Cohen v. Bayside Federal Savings & Loan Ass'n

62 Misc. 2d 738, 309 N.Y.S.2d 980, 1970 N.Y. Misc. LEXIS 1835
CourtNew York Supreme Court
DecidedMarch 6, 1970
StatusPublished
Cited by5 cases

This text of 62 Misc. 2d 738 (Cohen v. Bayside Federal Savings & Loan Ass'n) is published on Counsel Stack Legal Research, covering New York Supreme Court primary law. Counsel Stack provides free access to over 12 million legal documents including statutes, case law, regulations, and constitutions.

Bluebook
Cohen v. Bayside Federal Savings & Loan Ass'n, 62 Misc. 2d 738, 309 N.Y.S.2d 980, 1970 N.Y. Misc. LEXIS 1835 (N.Y. Super. Ct. 1970).

Opinion

Harold Tessler, J.

The fundamental question presented to this court in an agreed statement of facts submitted by the parties is: “ Can an engagement ring, given in contemplation of marriage, be recovered from a 1 donee ’, by the estate of the ‘ donor ’, when the contemplated marriage fails to occur because of the death of the ‘ donor The undisputed facts can be summarized as follows: Richard Alan Rothchild became engaged to be married to Carol Sue Cohen, the plaintiff in this action. Both were over 21 years of age. Richard gave Carol a diamond 1 ‘ engagement ” ring which is valued at $1,000. Shortly before the wedding date, Richard was killed in an automobile accident and his estate has instituted this action to recover the ring. The sole question for determination by this court is: “ Who is entitled to the ring? ”

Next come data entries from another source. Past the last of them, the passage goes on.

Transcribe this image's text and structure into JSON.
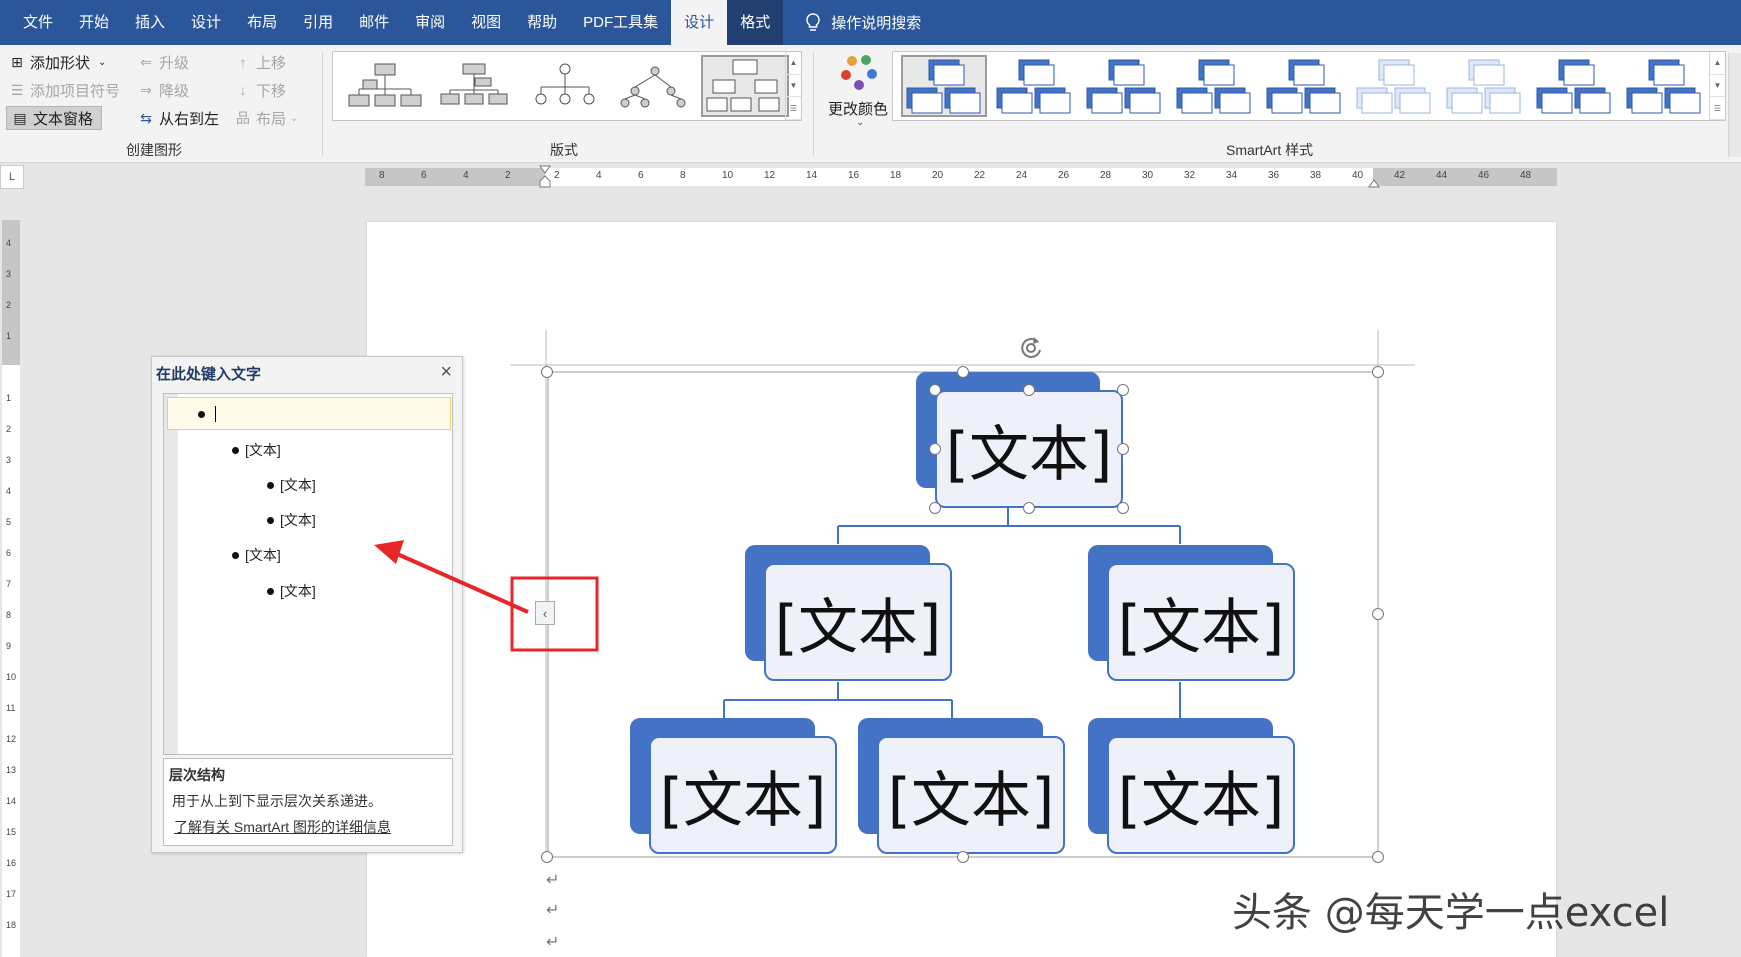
{
  "menubar": {
    "tabs": [
      "文件",
      "开始",
      "插入",
      "设计",
      "布局",
      "引用",
      "邮件",
      "审阅",
      "视图",
      "帮助",
      "PDF工具集",
      "设计",
      "格式"
    ],
    "active_index": 11,
    "search_label": "操作说明搜索"
  },
  "ribbon": {
    "create_group": {
      "add_shape": "添加形状",
      "add_bullet": "添加项目符号",
      "text_pane": "文本窗格",
      "promote": "升级",
      "demote": "降级",
      "rtl": "从右到左",
      "move_up": "上移",
      "move_down": "下移",
      "layout": "布局",
      "label": "创建图形"
    },
    "layouts_label": "版式",
    "change_colors": "更改颜色",
    "styles_label": "SmartArt 样式"
  },
  "ruler": {
    "ticks": [
      "8",
      "6",
      "4",
      "2",
      "2",
      "4",
      "6",
      "8",
      "10",
      "12",
      "14",
      "16",
      "18",
      "20",
      "22",
      "24",
      "26",
      "28",
      "30",
      "32",
      "34",
      "36",
      "38",
      "40",
      "42",
      "44",
      "46",
      "48"
    ]
  },
  "text_pane": {
    "title": "在此处键入文字",
    "items": [
      {
        "text": "",
        "level": 0
      },
      {
        "text": "[文本]",
        "level": 1
      },
      {
        "text": "[文本]",
        "level": 2
      },
      {
        "text": "[文本]",
        "level": 2
      },
      {
        "text": "[文本]",
        "level": 1
      },
      {
        "text": "[文本]",
        "level": 2
      }
    ],
    "info_title": "层次结构",
    "info_desc": "用于从上到下显示层次关系递进。",
    "info_link": "了解有关 SmartArt 图形的详细信息"
  },
  "smartart": {
    "nodes": [
      "[文本]",
      "[文本]",
      "[文本]",
      "[文本]",
      "[文本]",
      "[文本]"
    ],
    "accent_color": "#4472c4",
    "fill_color": "#eef1f9"
  },
  "annotation": {
    "color": "#e8262a"
  },
  "watermark": "头条 @每天学一点excel"
}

Actions for return of engagement rings have had an interesting and confusing history in New York. These actions were permitted at common law prior to 1935. However, in 1935 the Legislature of this State enacted article 2-A of the Civil Practice Act (the heart balm statute) which was later interpreted by the courts so as to bar actions for the return of engagement rings in most instances. (See Andie v. Kaplan, 288 N. Y. 685; Josephson v. Dry Dock Sav. Inst., 292 N. Y. 666.) These results were widely criticized. (See Note, Return of an Engagement Ring Given by a Married Man, 38 Fordham L. Rev. 359, and Note, Breach of Contract to Marry; Civ. Prac. Act, art. 2-A; Recovery of Antenuptial Gifts, 48 Cornell L. Q. 186.) In response to this criticism, in 1965 the Legislature amended section 80-b of the Civil Rights Law to permit recovery of engagement rings where “ justice so requires.”

In Lowe v. Quinn (32 A D 2d 269) the Appellate Division, First Department, held that the common-law rules formulated before 1935 would again be applicable. The court stated (p. 270): 11 The section does not create a new cause of action. It merely removes the bar which, for a time, had made the rights engendered by the facts unenforcible. This is apparent from the opening words: 1 Nothing in this article contained shall be construed to bar a right of action. ’ Patently the Legislature decreed a rule of construction which was contrary to that currently followed by the courts to give effect to the provisions of another statute. As Judge Asch concluded in a scholarly [740]*740review of the section: ‘ The new section presumably restores the common-law rules which were in effect prior to the enactment of the anti-heart balm statute. ’ (Goldstein v. Rosenthal, 56 Misc 2d 311, 314.)

‘ ‘ Reference to those common-law rules determines this action.”

However, reference to these common-law rules formulated prior to 1935 is of little help in the present instance since this case appears to be one of first impression in this State. In the absence of any controlling authority, this court has sought help by looking to applicable decisional law in other jurisdictions, the general principles underlying engagement ring cases in general and, finally, to what justice requires in this situation.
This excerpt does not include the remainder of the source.